On Good Friday, I was blessed to be a part of visita iglesia organized by our Feast. Growing up in a very traditional, Catholic family, the Stations of the Cross is something that I memorized when I was younger, but eventually forgot when I grew older. It was like a lesson in school, say World History – something I know that happened in the past, but not really sure what I can make out of it.
Until we reached the Fifth Station – Simon of Cyrene helps Jesus to carry his cross.
Jesus Christ, son of the living God, our Savior, needed help, from an ordinary man named Simon, to carry his cross.
It hit me.
I am prideful. I don’t ask for help unless I’m down drowning and hopeless. I won’t bother my family, my girlfriend, or even my best friends, for things that I feel do not concern them, like my work. I don’t like getting them involved because I know that they have their own share of problems as well. I don’t want them to think that I am needy and unable to get things done by myself.

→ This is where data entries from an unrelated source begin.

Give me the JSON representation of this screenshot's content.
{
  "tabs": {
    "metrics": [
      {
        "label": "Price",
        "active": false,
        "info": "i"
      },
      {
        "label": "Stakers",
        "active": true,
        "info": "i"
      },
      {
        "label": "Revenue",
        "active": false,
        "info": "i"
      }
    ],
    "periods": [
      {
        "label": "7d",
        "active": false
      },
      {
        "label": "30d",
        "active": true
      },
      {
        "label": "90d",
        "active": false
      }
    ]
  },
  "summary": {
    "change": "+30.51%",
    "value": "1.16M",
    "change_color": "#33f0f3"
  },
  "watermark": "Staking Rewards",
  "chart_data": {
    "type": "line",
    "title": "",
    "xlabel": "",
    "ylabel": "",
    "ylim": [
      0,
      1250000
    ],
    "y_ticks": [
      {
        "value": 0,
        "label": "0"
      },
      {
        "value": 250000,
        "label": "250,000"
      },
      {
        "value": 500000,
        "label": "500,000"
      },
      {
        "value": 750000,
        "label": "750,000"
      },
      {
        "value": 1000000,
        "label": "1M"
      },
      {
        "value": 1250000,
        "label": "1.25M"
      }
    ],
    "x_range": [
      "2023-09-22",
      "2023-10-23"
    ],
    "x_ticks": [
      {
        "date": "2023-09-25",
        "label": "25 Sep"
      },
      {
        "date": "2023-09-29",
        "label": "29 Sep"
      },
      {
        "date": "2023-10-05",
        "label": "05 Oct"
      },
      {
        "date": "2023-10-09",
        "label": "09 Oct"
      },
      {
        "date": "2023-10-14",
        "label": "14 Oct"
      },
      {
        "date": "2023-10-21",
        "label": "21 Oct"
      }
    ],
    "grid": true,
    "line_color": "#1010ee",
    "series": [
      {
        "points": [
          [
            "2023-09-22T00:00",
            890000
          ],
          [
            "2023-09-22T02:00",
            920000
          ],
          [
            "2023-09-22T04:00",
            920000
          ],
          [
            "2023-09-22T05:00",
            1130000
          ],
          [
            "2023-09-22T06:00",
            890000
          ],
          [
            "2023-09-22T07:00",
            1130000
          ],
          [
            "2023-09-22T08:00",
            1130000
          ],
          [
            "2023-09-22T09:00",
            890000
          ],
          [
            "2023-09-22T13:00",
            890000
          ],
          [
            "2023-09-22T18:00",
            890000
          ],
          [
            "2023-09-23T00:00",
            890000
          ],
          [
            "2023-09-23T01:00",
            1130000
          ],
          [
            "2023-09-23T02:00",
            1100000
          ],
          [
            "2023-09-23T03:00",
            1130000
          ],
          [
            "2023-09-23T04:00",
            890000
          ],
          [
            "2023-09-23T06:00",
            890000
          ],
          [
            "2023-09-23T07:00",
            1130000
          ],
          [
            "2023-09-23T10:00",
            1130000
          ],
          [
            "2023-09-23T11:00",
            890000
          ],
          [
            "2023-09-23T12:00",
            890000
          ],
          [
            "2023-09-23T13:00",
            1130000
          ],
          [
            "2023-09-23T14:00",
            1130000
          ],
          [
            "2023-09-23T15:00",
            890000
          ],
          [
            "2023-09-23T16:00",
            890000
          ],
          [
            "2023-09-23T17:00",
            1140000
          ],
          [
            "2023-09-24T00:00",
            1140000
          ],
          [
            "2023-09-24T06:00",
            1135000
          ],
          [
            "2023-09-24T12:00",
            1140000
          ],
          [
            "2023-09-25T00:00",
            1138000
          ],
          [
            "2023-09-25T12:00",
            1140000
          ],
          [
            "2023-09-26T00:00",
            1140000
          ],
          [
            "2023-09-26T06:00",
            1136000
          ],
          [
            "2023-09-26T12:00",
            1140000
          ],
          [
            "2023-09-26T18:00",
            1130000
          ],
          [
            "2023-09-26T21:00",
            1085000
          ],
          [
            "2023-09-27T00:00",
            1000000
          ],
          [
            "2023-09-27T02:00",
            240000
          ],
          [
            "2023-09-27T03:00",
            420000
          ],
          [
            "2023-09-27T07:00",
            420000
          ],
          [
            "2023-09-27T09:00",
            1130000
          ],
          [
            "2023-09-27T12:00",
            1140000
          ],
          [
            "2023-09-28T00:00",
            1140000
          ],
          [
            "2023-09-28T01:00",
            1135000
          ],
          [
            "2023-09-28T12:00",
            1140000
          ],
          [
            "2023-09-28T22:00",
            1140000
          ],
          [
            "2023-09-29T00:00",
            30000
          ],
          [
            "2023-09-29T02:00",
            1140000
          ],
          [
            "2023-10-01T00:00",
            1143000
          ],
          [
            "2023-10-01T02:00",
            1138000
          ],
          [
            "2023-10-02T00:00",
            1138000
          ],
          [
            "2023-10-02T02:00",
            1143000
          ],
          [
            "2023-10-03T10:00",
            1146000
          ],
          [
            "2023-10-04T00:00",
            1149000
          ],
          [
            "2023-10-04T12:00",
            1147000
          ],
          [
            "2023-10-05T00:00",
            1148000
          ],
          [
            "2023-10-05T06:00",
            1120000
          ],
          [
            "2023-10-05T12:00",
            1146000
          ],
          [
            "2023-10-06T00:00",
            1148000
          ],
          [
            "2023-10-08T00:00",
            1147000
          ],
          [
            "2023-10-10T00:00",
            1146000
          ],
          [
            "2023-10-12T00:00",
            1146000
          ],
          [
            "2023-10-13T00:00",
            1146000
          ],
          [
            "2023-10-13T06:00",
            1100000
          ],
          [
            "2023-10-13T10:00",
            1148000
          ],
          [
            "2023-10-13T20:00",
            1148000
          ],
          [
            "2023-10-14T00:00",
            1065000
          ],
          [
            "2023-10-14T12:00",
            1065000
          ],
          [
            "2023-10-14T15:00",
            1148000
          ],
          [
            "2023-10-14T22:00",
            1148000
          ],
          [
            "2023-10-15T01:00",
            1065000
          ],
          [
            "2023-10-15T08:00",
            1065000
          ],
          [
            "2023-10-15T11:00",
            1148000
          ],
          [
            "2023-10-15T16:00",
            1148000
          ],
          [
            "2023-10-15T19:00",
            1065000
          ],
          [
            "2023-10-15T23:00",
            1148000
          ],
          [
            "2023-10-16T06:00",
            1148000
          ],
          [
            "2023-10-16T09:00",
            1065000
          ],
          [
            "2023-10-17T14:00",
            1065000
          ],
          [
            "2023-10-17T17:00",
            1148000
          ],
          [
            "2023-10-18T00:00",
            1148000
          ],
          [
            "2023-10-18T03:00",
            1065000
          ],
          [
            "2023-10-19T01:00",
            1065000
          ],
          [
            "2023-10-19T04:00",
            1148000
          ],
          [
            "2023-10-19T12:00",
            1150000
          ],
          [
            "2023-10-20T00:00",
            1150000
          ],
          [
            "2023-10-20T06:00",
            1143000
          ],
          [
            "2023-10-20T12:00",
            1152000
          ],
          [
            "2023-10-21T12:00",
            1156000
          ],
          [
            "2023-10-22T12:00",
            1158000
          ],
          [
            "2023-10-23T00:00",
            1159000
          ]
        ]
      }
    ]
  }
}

But should I? With that kind of mindset, am I not closing the doors for people who might actually care to listen, to help? Would I rather sink down helpless than slowly rise by asking for a helping hand?
We all have our Simons. Maybe he is that friend who never gets tired of listening to your daily rants; your mother who always asks how your day has been; or maybe a kind-hearted stranger like Simon of Cyrene that you are yet to meet. Help is just around, so long as we admit and acknowledge that we need one. The eyes do not see what the heart does not seek. Never be afraid to ask for help.
The Stations of the Cross is not an outdated, useless piece of biblical history as I first thought it was. It is a timeless story of both suffering and resurrection, of defeat and victory, of pain and love. I realized that it is the story of my life.